Geri geldiğinde grubun yavaş yavaş kalktığını görmüştü. İlknur ve Karan kahvaltılık bir şeyler hazırlamak için kollarını sıyırıp kahvaltı işine girişmişlerdi bile. Mia abisinin yanına gidip geçecekleri güzargahları kontrol ediyordu. Bir daha sorun yaşamak istemiyordu.
İlknur ve Karan kahvaltıyı hazırlamışlar ve diğerlerini yemek için çağırmışlardı. Bir ağacın altında serilen kahvaltı sofrasında herkes afiyetle yemeğini yerken Mia hâlâ ablasını düşünüyordu.
"Bir şey mi oldu Mia?"
Albert'ın sesiyle ona döndü Mia. Dudaklarına sahte bir tebessüm yerleştirip konuştu.
"İyiyim Albert. Bir sorun yok,"deyip önündeki yemekten az bir şey ağzına attı. Sonra ayağa kalkıp gruba döndü.
"Ben atlara bakayım yem ve su vereyim yolumuz uzun malum,"deyip atların olduğu yere doğru ilerledi.
"Bu kızda bir şey var,"diyen Bars ile tüm bakışlar Bars'ı buldu.
"Kesin bir şey var,"diyede devam etti Bars. İlknur az ilerideki Mia'ya baktı. Arkadaşının canı besbelliki yanıyordu ama İlknur'un elinden arkadaşı için hiçbir şey gelmiyordu. Bu düşüncenin ağırlığıyla eğdi başını yere.

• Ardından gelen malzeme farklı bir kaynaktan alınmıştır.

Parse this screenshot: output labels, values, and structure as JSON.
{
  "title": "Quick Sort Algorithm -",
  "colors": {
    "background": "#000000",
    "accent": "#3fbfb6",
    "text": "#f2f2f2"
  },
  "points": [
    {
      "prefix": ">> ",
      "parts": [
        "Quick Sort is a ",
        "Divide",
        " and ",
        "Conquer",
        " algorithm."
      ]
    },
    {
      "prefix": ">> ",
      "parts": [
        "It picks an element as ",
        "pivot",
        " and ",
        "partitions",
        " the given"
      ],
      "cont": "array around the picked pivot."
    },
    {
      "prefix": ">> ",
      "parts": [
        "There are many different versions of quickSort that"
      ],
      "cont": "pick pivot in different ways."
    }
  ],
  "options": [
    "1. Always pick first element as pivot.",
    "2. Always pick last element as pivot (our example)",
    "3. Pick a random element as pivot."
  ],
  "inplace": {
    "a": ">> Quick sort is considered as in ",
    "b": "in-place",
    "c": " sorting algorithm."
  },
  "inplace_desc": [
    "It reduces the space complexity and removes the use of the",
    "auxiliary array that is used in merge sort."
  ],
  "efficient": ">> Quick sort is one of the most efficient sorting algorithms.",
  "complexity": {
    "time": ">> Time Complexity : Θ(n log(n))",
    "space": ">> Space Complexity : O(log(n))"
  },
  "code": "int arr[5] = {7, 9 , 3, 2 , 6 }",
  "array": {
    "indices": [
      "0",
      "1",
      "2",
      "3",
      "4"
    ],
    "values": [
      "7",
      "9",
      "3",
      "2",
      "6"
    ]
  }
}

"O ablasını özlüyor,"diyen Lodos'a çatık kaşlarla baktı Bora. Ona onca kötülüğü yapan bir insanı neden özlesinki Mia? Neden onun için üzsün kendini? Lodos'un dedikleri ona saçma geldiğinden alayla sırıttı. Bora'nın yüzündeki alay barındıran gülümsemeyi gören Bars'ın kaşları çatılmıştı.
"Niye öyle gülümsüyorsun Bora?,"dediğinde Bora Bars'a bakıp ardından bakışlarını atların başını okşayan Mia'ya getirdi ve burukça tebessüm etti.

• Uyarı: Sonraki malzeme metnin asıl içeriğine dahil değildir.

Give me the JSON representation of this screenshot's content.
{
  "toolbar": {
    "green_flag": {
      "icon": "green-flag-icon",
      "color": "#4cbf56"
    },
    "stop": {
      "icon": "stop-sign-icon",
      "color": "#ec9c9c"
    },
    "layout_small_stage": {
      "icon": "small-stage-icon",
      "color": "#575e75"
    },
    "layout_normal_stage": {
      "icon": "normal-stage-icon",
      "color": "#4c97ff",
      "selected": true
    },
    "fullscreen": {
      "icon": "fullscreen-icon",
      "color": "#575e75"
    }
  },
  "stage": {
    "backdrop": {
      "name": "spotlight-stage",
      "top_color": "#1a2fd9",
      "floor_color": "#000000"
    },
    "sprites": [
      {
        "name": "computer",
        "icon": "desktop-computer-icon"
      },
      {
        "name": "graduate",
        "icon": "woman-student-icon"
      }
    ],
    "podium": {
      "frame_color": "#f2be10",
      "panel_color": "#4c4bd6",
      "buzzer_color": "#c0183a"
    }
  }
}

"Mia'nın ablası olan kız,yani Figen. Mia'yı sevmezdi hatta hiç sevmezdi. Sürükli onu küçük düşürürdü. Yani,"deyip Bars'a döndü.
"Onu özlemesi durumu komik geldi sadece prensim,"dediğinde Bars bakışlarını Mia'ya çevirdi. Demekki o yüzden 'beni kimse sevmedi' diyordu.
Ne yani Dünya'daki ailesi Mia'yı sevmemiş miydi? Hemde hiç mi sevmemişlerdi?
Onun gibi kalbi sevgiyle çarpan bir insanı neden sevmemişlerdi?
"Dün onu rüyasında görmüş Mia. En azından o öyle sanıyor,"diyen Lodos ile Kağan gerildi.
"Figen'i mi görmüş. Nasıl?"
"Sadece Figen'in acı çektiğini,kendisini çok sevdiğini söyledi. Belkide,"diyen Lodos'un sözünü Şyan kesti.
"Belkide gerçekten özlüyordur. Belkide o rüya değilde gerçektir. "
Hepsi birbirine bakarken yanlarına yaklaşan Mia ile herkes yemeğine döndü.
"Ne oldu öyle konuşmayı kestiniz. Aşk olsun ben geldim diye mi konuşmuyorsunuz?"
Mia Lodos'un yanına oturduğunda Lodos Mia'nın saçlarına bir öpücük kondurdu ve hafifçe saçlarını karıştırdı.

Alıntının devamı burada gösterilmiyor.